La boue des autres

Critique de « Rouge », de Farid Bentoumi (sortie le 11 août 2021)

Nour, infirmière éprouvée après une expérience professionnelle aux urgences, décide de changer de vie en prenant un poste dans l’usine où son père, délégué syndical, a toujours travaillé. Elle découvre rapidement que certains problèmes de santé des ouvriers sont ignorés par la médecine du travail depuis des années. Et personne, y compris son père, ne semble prêt à aller creuser plus loin… Un thriller écologique entre « Erin Brockovich » et « Ressources humaines » qui privilégie l’efficacité, parfois au détriment de la singularité et de la densité. 

« Rouge » est une bonne nouvelle pour le cinéma français. Un film à l’histoire efficace, qui suit les pas d’une jeune infirmière dont le sens du devoir et l’envie de savoir - essentiels à tout soignant, surtout en ce moment - prendront le pas sur la tentation de se reposer, loin des fracas de sa fonction hospitalière. Cette jeune infirmière, c’est Zita Hanrot, dont le jeu conjugue l’enthousiasme et la rigueur, confirmant tout le potentiel qu’on lui avait trouvé en jeune P1 opiniâtre dans « Fatima ». Elle sait donner corps à ce métier méconnu de soignant en entreprise et à la complexité de cette tâche. 

« Rouge », c’est aussi une réalisation sans fausse note de Farid Bentoumi, sur une partition que connaissent bien ses collègues anglo-saxons, celle du thriller écologique, parfois proche du documentaire. On reconnaît sans peine le scandale des boues qui a empoisonné - littéralement - la ville de Gardanne. Moins foisonnante et moins fascinante que la noirceur de « Dark Waters », cette plongée en eaux rouges n’en est pas moins haletante.
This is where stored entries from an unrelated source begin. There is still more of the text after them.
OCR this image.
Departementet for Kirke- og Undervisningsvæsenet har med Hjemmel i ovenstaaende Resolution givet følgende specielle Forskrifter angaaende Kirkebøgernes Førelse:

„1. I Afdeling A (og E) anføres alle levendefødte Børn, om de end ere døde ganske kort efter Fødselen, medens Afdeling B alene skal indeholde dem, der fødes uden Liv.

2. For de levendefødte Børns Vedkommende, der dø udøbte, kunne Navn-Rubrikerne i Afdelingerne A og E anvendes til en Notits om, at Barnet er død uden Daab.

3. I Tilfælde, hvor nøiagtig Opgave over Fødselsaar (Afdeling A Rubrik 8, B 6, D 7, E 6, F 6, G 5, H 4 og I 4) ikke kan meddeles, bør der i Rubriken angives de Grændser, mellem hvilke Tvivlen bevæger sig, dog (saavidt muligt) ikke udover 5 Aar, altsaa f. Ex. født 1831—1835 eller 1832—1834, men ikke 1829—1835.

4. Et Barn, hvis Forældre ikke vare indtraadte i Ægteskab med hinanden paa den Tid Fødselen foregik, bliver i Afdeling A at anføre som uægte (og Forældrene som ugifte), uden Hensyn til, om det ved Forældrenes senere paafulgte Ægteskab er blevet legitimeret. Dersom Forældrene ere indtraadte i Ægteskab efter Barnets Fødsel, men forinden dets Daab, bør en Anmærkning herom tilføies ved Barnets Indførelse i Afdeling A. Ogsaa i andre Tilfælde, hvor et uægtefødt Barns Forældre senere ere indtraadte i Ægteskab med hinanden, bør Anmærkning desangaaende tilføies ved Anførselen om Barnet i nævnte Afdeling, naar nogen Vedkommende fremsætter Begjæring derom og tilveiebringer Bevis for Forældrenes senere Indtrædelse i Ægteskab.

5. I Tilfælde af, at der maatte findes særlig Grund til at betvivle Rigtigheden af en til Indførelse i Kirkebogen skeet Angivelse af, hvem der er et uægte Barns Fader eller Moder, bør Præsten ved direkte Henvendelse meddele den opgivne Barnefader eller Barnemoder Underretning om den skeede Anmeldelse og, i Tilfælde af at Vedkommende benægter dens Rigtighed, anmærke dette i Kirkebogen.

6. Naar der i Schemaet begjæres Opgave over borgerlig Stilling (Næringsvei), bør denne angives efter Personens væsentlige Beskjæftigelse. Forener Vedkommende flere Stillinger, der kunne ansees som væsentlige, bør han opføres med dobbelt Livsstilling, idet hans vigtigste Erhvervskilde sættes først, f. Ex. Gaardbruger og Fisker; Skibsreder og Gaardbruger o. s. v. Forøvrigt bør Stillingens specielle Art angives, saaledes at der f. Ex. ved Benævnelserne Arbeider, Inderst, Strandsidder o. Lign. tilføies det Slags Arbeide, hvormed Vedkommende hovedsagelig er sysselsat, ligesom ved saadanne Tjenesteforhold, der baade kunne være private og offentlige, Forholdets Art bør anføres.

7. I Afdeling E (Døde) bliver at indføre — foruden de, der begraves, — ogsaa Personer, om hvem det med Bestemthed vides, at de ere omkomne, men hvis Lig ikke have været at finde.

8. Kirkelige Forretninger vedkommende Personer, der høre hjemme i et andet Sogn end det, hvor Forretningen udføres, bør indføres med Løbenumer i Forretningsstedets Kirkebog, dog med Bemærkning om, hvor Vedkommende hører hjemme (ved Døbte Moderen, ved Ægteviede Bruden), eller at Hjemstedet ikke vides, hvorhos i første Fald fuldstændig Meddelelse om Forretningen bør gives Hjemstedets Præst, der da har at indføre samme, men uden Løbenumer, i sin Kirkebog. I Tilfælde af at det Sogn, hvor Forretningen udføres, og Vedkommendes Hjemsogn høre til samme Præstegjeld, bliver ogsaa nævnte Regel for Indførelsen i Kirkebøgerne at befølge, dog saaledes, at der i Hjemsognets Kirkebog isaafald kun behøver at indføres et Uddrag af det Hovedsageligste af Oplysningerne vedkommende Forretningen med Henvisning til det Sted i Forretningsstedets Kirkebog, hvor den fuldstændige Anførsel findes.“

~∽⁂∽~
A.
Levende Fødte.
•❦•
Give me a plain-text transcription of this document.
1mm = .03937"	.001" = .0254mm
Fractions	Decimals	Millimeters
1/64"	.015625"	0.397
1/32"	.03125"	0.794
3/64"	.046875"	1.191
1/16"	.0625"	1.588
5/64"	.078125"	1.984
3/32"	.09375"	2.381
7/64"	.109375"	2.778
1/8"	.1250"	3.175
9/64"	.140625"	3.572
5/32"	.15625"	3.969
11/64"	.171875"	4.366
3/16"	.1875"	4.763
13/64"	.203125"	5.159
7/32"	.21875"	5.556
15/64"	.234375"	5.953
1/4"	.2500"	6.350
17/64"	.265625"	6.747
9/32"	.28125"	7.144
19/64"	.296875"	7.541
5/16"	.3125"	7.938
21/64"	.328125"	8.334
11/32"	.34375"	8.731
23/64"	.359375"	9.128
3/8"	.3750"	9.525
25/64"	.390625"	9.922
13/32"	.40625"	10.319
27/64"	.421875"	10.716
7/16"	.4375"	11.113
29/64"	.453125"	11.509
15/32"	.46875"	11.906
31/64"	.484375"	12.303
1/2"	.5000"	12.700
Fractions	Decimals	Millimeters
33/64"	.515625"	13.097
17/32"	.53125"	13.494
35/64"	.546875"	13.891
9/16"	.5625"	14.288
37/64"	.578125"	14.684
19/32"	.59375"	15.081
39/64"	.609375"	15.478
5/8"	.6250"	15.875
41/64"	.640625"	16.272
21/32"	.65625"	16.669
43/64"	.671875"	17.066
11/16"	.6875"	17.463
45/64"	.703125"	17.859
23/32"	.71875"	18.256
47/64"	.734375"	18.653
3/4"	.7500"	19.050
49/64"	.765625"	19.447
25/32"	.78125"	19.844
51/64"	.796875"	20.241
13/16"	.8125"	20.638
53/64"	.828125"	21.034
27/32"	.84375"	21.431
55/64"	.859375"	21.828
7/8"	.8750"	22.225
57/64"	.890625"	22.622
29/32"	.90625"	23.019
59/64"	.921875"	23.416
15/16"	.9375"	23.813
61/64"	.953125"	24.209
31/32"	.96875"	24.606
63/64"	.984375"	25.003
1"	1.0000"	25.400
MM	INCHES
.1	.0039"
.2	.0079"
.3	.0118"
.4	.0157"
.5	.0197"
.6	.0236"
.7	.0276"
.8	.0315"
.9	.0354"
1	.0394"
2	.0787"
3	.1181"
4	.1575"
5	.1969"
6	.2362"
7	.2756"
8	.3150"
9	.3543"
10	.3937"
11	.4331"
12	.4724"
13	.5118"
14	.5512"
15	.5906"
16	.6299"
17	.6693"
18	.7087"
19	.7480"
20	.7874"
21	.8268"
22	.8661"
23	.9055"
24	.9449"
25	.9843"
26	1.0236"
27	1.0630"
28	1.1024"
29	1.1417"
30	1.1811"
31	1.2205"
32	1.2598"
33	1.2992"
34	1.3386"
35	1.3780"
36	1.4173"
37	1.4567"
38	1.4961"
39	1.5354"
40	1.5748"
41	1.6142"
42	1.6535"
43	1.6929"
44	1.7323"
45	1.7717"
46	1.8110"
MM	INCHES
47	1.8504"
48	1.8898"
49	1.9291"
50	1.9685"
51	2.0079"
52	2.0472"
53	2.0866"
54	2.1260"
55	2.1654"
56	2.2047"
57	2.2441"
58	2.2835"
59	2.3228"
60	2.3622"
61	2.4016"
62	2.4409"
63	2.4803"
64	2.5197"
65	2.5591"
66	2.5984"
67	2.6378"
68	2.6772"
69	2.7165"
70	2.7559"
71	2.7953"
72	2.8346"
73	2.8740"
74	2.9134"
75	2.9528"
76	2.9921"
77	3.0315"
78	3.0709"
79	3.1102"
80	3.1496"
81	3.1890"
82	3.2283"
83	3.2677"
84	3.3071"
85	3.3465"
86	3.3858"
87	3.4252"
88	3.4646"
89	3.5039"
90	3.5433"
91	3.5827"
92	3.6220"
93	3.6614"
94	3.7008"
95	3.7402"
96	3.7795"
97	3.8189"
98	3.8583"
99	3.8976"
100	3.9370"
La synergie entre le réalisateur et ses acteurs n’y est pas pour rien.

On reconnaît nombre de thèmes moulte fois traités au cinéma dans le parcours de Nour, sommée de choisir entre sa fidélité familiale, représentée par son père syndicaliste faisant passer l’emploi avant tout, et ses valeurs soignantes, auxquelles vient s’ajouter une conviction écologique portée par une journaliste indépendante campée par une Céline Sallette à l’énergie contagieuse. Il y a une tentation de coller trop scolairement au scénario, de respecter toutes les étapes de cette histoire prévisible, qui empêchent cependant le film de réellement décoller. Restent une usine et une nature filmées avec ampleur, une authenticité dans la démarche sociale et le dynamisme qui irrigue cette plongée en eaux troubles.